I found this gem for $450 at a gun show about 3-4 years ago.



It's an older "Full size" model that was the predecessor to the Loaded Model, so you can find a great buy on a Springer, you just really gotta do the leg work and the shopping.

Probably your best bet for a good 1911 in your price range is to stalk the 1911 specific forums once you have your bank roll and make and see what you can snag, even make an offer unless the seller states that his price is firm...

Actually, I know of a Taurus PT1911 for sale for $400, I'll send you the link.


----------



## Tuefelhunden (Nov 20, 2006)

+1 VAMarines recommendation. I have taken a slightly different approach going after used Colts at a little higher price point but 2 used Colts both flawless runners and great finds. Found them at gun shows. A good quality used 1911 with low miles that hasn't been monkeyed around with is just as good and a heck of a lot cheaper than new in box. For new at that price point the RIA and possibly the new Para GI Expert are worth a serious look. The Para GI might be too much money though at about $550 if memory serves my correctly. Welcome to the 1911 addiction Falchunt.


----------



## falchunt (May 8, 2009)

Thanks to all for the suggestions. I will stongly consider these options.:smt033


----------



## DevilsJohnson (Oct 21, 2007)

The last Springer 1911 I bought was 550. But it was a 9mm too. Great gun show find. Damn thing is a tack driver! 

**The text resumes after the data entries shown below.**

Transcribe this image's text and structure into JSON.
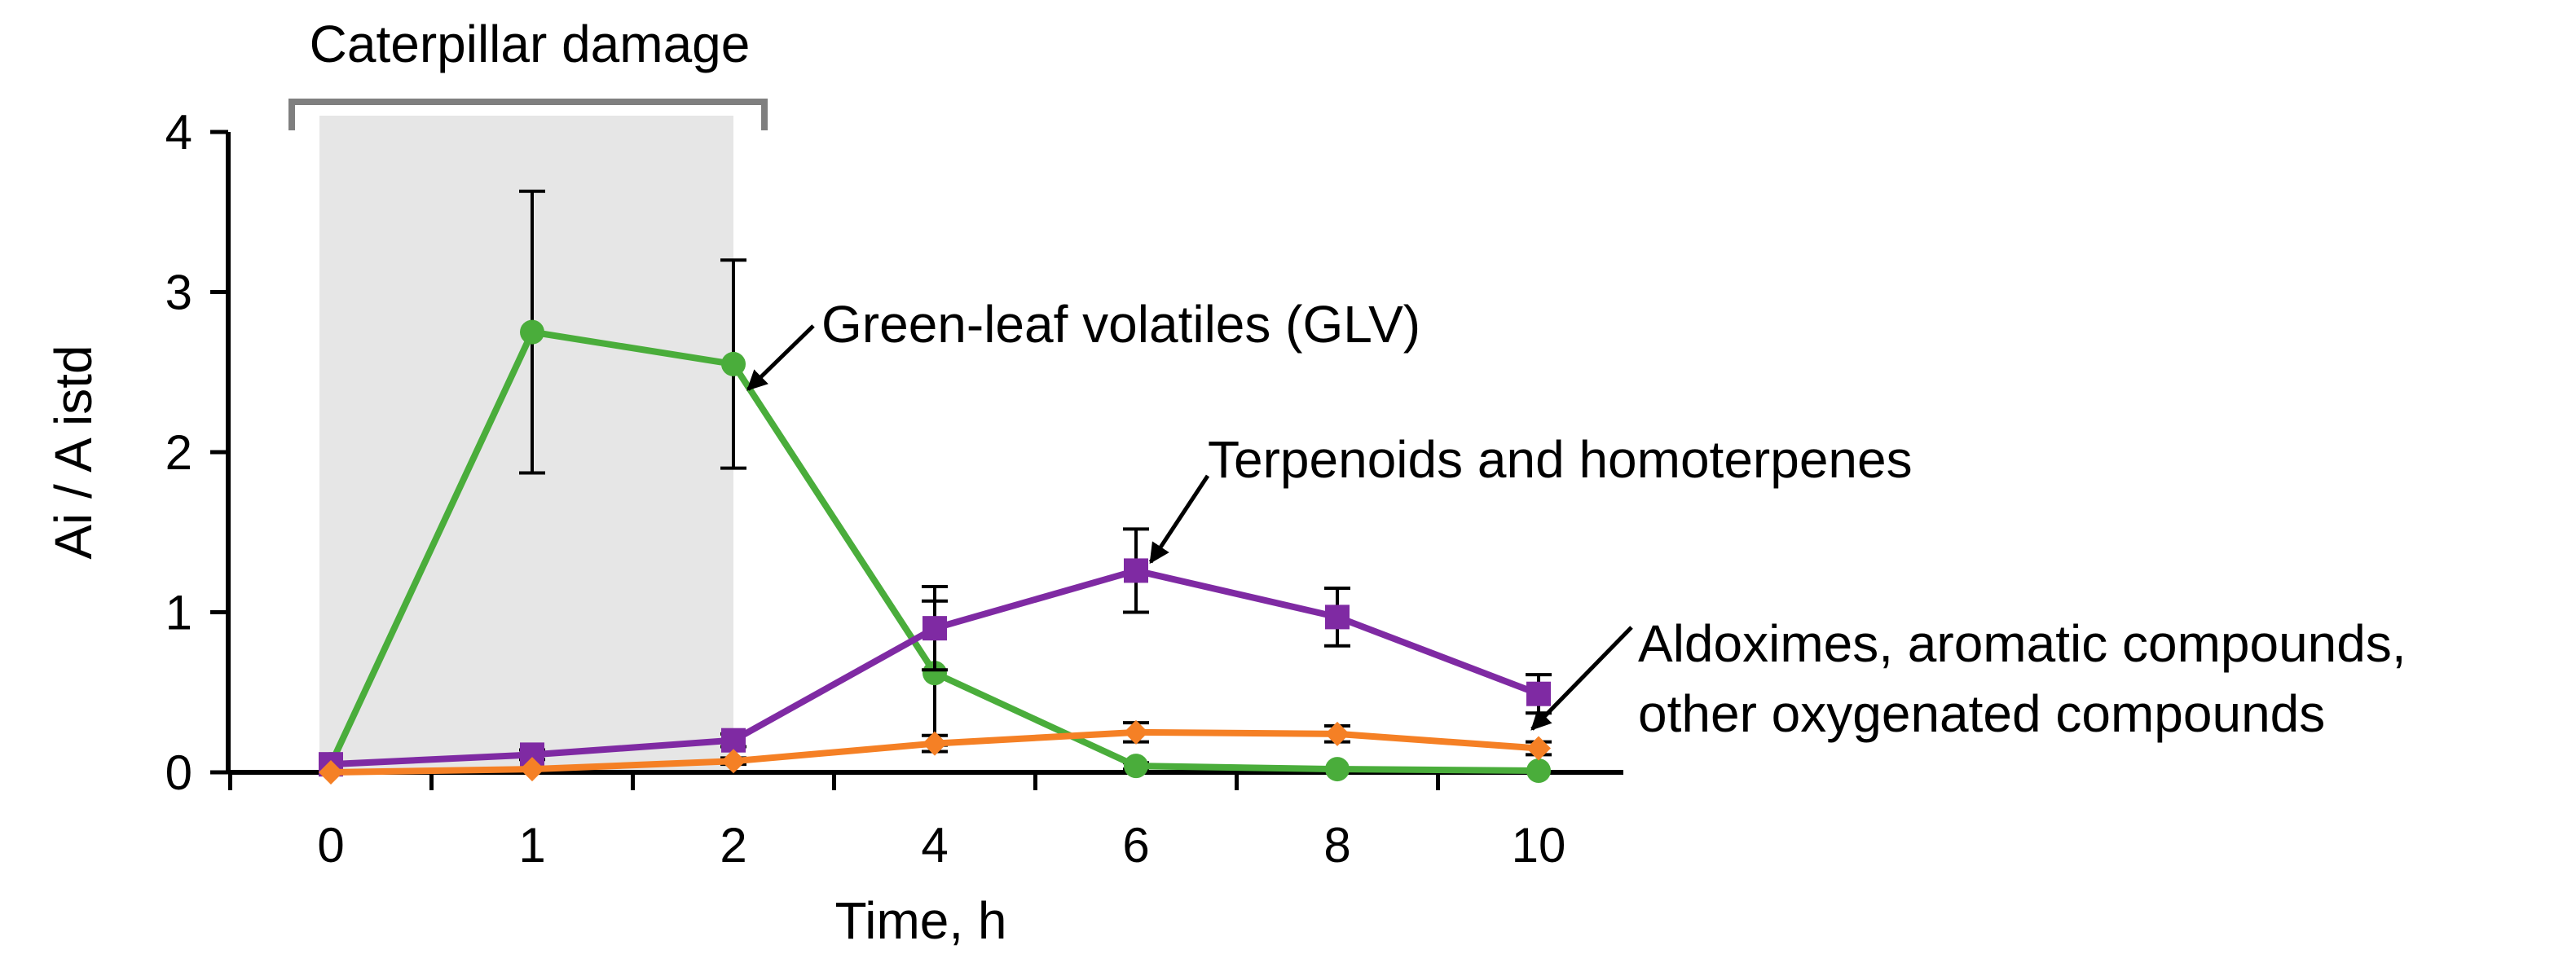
{
  "chart_data": {
    "type": "line",
    "title": "",
    "xlabel": "Time, h",
    "ylabel": "Ai / A istd",
    "categories": [
      "0",
      "1",
      "2",
      "4",
      "6",
      "8",
      "10"
    ],
    "ylim": [
      0,
      4
    ],
    "yticks": [
      0,
      1,
      2,
      3,
      4
    ],
    "grid": false,
    "legend": "none (direct labels)",
    "shaded_region": {
      "from": "0",
      "to": "2",
      "label": "Caterpillar damage",
      "color": "#e6e6e6"
    },
    "series": [
      {
        "name": "Green-leaf volatiles (GLV)",
        "color": "#4aad3b",
        "marker": "circle",
        "values": [
          0.05,
          2.75,
          2.55,
          0.62,
          0.04,
          0.02,
          0.01
        ],
        "error": [
          0,
          0.88,
          0.65,
          0.45,
          0.02,
          0.01,
          0.01
        ]
      },
      {
        "name": "Terpenoids and homoterpenes",
        "color": "#7f2aa3",
        "marker": "square",
        "values": [
          0.05,
          0.11,
          0.2,
          0.9,
          1.26,
          0.97,
          0.49
        ],
        "error": [
          0.01,
          0.03,
          0.04,
          0.26,
          0.26,
          0.18,
          0.12
        ]
      },
      {
        "name": "Aldoximes, aromatic compounds, other oxygenated compounds",
        "label_lines": [
          "Aldoximes, aromatic compounds,",
          "other oxygenated compounds"
        ],
        "color": "#f58025",
        "marker": "diamond",
        "values": [
          0.0,
          0.02,
          0.07,
          0.18,
          0.25,
          0.24,
          0.15
        ],
        "error": [
          0,
          0.01,
          0.02,
          0.05,
          0.06,
          0.05,
          0.04
        ]
      }
    ]
  }
}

Anyway, Rock Island has a pretty good one around that price. I'd get whats they call the tactical. It's basically a slightly better trigger and ambi safety. The sights are usually better too but the last I seen them was a while back. The gunbroker searches I'm doing at the moment on them show that they got the same on both now (It appears).

A blued Taurus PT1911 comes in around the five bill mark too. People can say what they want about them but the two I've bought have been spot on shooters. I'm a fan of those Heine Straight 8 sights too though. It's easier for me to get on target stacking two dots than the three. The front and rear being dovetailed already make changing them a breeze too if needed.

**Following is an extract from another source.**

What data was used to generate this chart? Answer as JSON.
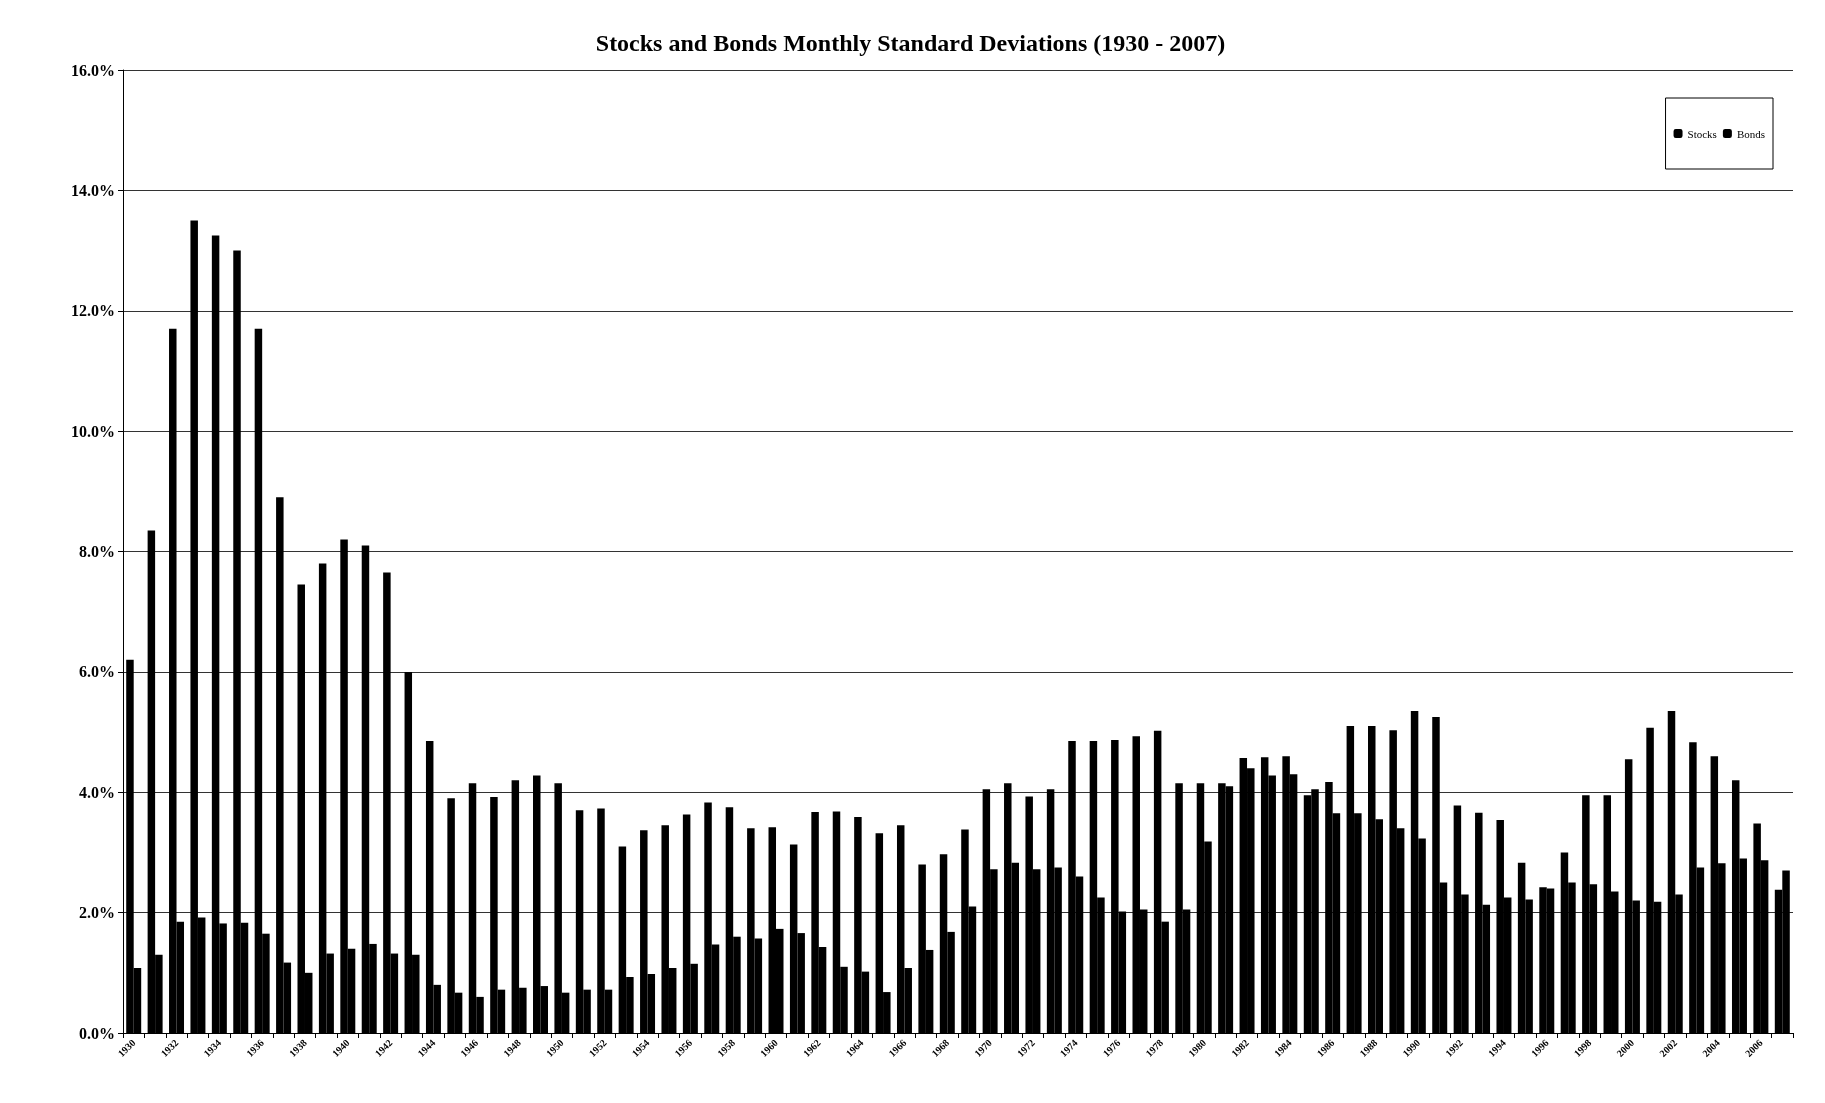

If you can find a Spartan That be a great one to have too. STI just makes them right. No question about that. The Para GI Expert might be worth a look-see too but I don't have any first hand knowledge on them. I love Para pistols though. If they built thr GI Expert as well as they do other models then it would be well worth looking at them too.


----------



## falchunt (May 8, 2009)

Cool, thanks DJ. I am just shopping around right now, but I think a 1911 will be my next member of the arms family 

If I can find a used Spartan, that will be my pick. I have shot STI's before, and I had no idea one could be had for that kind of price. I will be scoping out the local gun shows and keeping an eye on the e sales lists. I appreciate all of the help from you all on here. Once again, you have helped me narrow down what pistol I am looking for. 

Thanks again!:smt033


----------



## jdeere9750 (Nov 28, 2008)

VAMarine said:


> Actually, I know of a Taurus PT1911 for sale for $400, I'll send you the link.


Saw a used PT1911 yesterday for $400 as well. Don't know if it's on the website, but here's the link - http://www.whittakerguns.com. Good looking gun, by the way.

They had several used 1911's, most of which were kinda close to your price range.


----------



## johnny7 (Dec 9, 2009)

Isn't the para gi expert in that price range?


----------